03.04.2019, Mazzano Romano

The sky darkened evenly, and the wind rose gradually. The bell of the small Old Town church stood still against the backdrop of dark gray clouds. There arose a longing under my heart. A very old dog sat tied to a bench and looked nowhere with his chestnut-brown eyes. The wind twisted pieces of paper and the daughter of Windflower ran after the twists. No longer were the eyes that always were, but a new spirit had arrived. As through the hair, she slid her deep smoke-green painted fingers down through that spirit. An endless dark gray sky covered all the stars.

 

04.04.2019, Mazzano Romano

The sky had remained blue-gray. The damp wind whirled through the narrow streets of the Old Town. The spring rains began. I breathe all this gray-green, dark-deep, and feel like I cannot get enough. There are fractured abysses in the flesh that wish for a spring-storm flood to let the dark green plants, the up-whirling plants, to sprout up from the bottom. These landscapes are still storing the breath of Catholic mysticism, flat over a species-rich mountain-valley-mountain. From the mountain trees, warm steam rises through the cold air. Nature and houses are dipped in the dark. Tears of longing pull the chest cramp.

 

05.04.2019, Mazzano Romano

It is the time of creation, it is the time of being with, the time of the way of nature. So much has left by, so much has fallen down and it is the moment of the new birth. Every breath, senses the brown, the chestnut brown. The earth roots are growing into the deep, these strong trees standing up in the middle of the storm, the smell of the soil, it is the colour of the dried blood. The element of the Earth, the wood and the metal. Gratefulness has shown how many moments there are to be thankful for; how deep into details it will go. I now need to forgive myself and I am. It was so hard to ask forgiveness, how much guilt there was built in. There will be no connection with the nature, if the quilt is not lived through, fully acknowledged, and enlightened with the forgiveness.

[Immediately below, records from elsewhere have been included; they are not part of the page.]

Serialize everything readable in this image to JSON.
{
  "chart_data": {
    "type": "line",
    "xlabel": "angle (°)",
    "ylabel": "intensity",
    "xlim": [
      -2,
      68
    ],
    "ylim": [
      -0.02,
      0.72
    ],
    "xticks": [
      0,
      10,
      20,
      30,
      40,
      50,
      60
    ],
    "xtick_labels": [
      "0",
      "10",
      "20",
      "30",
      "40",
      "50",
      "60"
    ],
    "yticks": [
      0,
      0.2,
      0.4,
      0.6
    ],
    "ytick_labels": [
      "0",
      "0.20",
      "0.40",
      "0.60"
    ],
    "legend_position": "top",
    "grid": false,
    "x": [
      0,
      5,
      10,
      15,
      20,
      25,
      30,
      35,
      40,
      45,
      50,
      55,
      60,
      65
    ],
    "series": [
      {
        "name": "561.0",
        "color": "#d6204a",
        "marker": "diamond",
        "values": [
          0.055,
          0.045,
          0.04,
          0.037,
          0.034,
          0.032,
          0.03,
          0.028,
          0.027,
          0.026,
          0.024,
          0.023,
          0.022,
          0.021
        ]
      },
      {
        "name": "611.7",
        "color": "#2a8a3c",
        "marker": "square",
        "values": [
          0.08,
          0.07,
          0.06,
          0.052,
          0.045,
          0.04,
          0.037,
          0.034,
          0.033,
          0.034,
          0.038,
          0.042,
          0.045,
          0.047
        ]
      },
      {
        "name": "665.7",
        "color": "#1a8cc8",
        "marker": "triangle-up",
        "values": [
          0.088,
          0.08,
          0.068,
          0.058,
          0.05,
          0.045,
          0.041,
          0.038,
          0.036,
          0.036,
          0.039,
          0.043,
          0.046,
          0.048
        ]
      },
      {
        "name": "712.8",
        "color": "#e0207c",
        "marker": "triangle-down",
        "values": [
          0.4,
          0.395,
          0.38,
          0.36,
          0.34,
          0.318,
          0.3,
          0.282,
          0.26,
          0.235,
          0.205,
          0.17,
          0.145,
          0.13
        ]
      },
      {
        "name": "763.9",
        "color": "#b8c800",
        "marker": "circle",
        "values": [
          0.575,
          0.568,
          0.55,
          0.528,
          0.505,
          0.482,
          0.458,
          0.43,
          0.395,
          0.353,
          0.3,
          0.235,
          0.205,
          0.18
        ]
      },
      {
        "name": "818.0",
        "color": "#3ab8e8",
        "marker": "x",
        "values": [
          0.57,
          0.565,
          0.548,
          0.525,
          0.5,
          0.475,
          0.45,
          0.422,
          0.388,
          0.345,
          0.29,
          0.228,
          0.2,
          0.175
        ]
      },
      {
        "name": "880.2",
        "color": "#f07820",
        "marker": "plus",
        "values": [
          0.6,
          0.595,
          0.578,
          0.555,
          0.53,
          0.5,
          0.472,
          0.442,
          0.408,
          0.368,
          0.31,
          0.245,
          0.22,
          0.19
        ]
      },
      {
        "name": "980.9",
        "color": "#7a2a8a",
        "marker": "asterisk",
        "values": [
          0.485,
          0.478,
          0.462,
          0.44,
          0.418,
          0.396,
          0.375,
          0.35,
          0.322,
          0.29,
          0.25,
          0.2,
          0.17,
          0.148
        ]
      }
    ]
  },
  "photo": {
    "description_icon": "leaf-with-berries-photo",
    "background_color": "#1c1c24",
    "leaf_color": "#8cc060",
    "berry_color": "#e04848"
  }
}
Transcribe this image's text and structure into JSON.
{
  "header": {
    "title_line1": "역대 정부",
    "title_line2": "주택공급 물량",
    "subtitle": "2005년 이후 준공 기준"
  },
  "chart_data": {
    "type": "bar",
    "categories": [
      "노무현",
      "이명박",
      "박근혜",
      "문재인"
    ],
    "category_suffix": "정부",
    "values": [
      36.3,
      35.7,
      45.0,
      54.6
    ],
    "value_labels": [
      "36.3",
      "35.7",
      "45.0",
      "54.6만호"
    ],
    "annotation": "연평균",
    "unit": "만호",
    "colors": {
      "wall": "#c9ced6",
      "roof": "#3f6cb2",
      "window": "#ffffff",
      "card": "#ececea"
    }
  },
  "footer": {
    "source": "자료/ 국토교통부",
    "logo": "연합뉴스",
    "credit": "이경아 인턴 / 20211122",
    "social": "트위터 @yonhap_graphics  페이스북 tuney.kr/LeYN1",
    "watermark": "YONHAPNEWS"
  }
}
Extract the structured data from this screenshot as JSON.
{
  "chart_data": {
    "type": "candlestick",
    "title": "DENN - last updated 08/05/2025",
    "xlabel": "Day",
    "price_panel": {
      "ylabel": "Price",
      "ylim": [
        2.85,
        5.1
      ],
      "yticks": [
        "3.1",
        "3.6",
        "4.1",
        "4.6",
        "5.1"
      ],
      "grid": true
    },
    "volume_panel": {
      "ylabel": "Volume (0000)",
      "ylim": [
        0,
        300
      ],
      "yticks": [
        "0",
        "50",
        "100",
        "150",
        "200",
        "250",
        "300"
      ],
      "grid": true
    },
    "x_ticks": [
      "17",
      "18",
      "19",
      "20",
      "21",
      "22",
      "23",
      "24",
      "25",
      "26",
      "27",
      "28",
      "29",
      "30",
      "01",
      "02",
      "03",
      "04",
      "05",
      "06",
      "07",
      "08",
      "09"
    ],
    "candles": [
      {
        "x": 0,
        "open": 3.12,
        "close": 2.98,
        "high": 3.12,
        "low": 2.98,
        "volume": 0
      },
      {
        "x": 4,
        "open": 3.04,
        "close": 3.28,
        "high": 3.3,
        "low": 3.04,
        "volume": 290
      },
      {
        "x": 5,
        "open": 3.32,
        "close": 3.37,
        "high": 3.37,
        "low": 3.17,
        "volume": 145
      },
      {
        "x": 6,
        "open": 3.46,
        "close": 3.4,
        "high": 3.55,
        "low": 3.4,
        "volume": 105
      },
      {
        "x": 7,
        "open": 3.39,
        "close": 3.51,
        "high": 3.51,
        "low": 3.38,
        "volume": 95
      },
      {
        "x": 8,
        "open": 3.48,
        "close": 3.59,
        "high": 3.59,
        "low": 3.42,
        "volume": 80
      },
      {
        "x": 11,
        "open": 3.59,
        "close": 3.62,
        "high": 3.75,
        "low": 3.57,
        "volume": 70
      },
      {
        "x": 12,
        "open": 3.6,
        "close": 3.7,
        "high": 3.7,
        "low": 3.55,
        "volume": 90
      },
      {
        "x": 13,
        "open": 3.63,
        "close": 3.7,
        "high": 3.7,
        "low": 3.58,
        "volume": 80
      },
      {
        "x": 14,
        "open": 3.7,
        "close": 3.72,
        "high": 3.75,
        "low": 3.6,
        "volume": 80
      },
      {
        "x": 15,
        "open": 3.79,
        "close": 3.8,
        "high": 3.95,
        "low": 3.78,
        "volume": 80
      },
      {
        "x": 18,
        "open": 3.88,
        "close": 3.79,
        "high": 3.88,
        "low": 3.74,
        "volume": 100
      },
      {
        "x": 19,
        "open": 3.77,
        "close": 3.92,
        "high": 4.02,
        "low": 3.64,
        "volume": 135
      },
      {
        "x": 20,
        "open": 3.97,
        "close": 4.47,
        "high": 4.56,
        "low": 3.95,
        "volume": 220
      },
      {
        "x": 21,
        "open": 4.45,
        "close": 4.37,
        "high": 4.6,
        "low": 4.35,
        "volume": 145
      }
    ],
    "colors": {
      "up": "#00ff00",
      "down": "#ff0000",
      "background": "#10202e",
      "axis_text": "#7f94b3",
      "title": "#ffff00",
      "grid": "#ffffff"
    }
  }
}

I do not sing anymore to the Forgiveness, I now listen myself singing to it. And there is thankfulness towards me. I can see myself, I am here and now, in flesh and bones. The chestnut-brown season has begun. The walls of the temples are fallen, the towers of the churches collapsed, all the marble-floors are covered by the smithereens of the delusions. The spirit of the mysticism flies through the smoke-coloured landscapes of the nature, but the man-made is emptied. The dance of the natural forces are here. This is the gift of the nature, the alchemy of the biology, the science of the chemistry. How wise the nature is, how much it cares. All the cellular level is full of forceful power and the brown, thick smoke arisen from the deep abysses of the Earth. I will forgive the mistakes of the mind-set, the non-trustful and the ongoing preconceived thought-patterns that will not serve the present and keep away of seeing the gifts that are in the way. I will forgive and I will cut them out; every single time. The purifying smoke. This is the flavour of the dark brown Spring.